Reuse, Reduce, Reclaim!
I always have leftover clay after I cut the templates for my soft slab functional ware. I reclaim the clay to use again, but before I do, I use as much as I can for other creations. That's where the PENDANTS came in.
Here are my 10 steps to creating a Pendant Necklace:
The clay is first gradually flattened using a slab roller and then further thinned out and compressed to align the clay particles, remove the canvas texture and to make the pendant as light as possible.
I add textures to the top using either a hand carved linoblock or handmade ceramic stamp of my own design. I plan to make double sided pendants this Spring.
I either cut the shape of the pendant by hand or use a cutter with thin plastic to curve the edges.
After they firm up, I cut the hole for the clasps or strapping and clean the edges to ensure a smooth result.

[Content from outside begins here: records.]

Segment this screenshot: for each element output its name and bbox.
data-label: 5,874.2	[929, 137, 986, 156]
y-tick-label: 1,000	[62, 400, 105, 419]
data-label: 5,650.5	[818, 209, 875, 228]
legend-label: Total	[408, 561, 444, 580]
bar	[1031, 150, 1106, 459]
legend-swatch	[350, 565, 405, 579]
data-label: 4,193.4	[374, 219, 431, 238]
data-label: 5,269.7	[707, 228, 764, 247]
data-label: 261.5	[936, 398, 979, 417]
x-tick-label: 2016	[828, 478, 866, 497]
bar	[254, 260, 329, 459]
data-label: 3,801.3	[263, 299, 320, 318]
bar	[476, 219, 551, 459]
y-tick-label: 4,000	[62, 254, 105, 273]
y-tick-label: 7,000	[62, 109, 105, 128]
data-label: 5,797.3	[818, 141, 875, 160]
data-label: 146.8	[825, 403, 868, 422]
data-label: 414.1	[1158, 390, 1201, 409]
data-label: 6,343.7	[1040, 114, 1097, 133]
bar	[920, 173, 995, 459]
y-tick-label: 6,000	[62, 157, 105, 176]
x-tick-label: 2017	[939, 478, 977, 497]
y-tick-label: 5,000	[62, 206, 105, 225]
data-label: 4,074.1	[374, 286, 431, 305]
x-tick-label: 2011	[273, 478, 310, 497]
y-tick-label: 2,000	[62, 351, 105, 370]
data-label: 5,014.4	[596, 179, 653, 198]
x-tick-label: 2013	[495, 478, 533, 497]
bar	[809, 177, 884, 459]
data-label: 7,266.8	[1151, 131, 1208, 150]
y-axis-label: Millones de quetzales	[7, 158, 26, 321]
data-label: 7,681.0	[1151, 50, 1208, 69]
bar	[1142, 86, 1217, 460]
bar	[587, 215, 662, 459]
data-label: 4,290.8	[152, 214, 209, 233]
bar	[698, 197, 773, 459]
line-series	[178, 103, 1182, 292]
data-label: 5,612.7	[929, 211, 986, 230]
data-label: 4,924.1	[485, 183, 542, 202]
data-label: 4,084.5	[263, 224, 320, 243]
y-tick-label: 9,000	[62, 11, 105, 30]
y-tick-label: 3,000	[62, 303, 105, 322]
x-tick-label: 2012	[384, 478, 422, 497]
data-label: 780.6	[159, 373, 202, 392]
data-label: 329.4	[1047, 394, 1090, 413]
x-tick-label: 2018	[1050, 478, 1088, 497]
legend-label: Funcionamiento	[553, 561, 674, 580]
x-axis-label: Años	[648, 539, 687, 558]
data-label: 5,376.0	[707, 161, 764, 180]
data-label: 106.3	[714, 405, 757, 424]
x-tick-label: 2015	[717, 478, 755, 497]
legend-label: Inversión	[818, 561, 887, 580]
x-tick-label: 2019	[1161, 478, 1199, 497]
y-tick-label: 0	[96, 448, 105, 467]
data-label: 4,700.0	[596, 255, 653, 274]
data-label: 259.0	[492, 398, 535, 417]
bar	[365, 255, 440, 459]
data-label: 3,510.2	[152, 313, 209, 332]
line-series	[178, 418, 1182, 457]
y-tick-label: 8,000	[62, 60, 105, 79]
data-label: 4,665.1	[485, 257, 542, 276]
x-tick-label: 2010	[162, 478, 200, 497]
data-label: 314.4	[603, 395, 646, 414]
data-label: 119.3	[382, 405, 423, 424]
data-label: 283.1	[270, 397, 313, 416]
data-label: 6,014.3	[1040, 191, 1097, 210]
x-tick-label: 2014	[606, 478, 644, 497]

The pendants are laid between two drywall boards to keep them flat while drying. Once dry, they are then bisqued in the kiln where they turn from clay to ceramics.
They are sanded again to make them super smooth against your skin. I do this outdoors and with a mask to protect the lungs of everyone in my family.
The next stage is the glazing which allows me to explore my collections of interesting glazes. Glaze is painted in two to three layers on one side only, otherwise, the glaze would stick to the kiln shelves. While the glaze is drying I use a pipe cleaner to ensure that the hole is clear of glaze.
When the pendants are ready I put them in the kiln again to complete their firing process. Opening the kiln after this, is like opening a surprise gift because I have yet to have completely expected results.
One more round of sanding and cleaning just to make sure they are perfect and dust free.
The jewelry findings such as clasps, beads and strappings are then connected. When I remember to do so, they are photographed and then packaged for my clients and customers. That's really many more steps than one and surprisingly time consuming but very meditative.
How do you get the backs smooth so they don’t snag clothing?
Just looking at your work. Absolutely fantastic!
Sharon Goodland is visiting and mentioned your show this weekend in Hamilton. Break a leg.
Wow. That’s a lot of steps. They are gorgeous.
I get a lot of compliments on the one you gave me for Christmas. Seeing a few in your shop that would also look stunning.
Thanks for sharing your process and steps for making these works of art.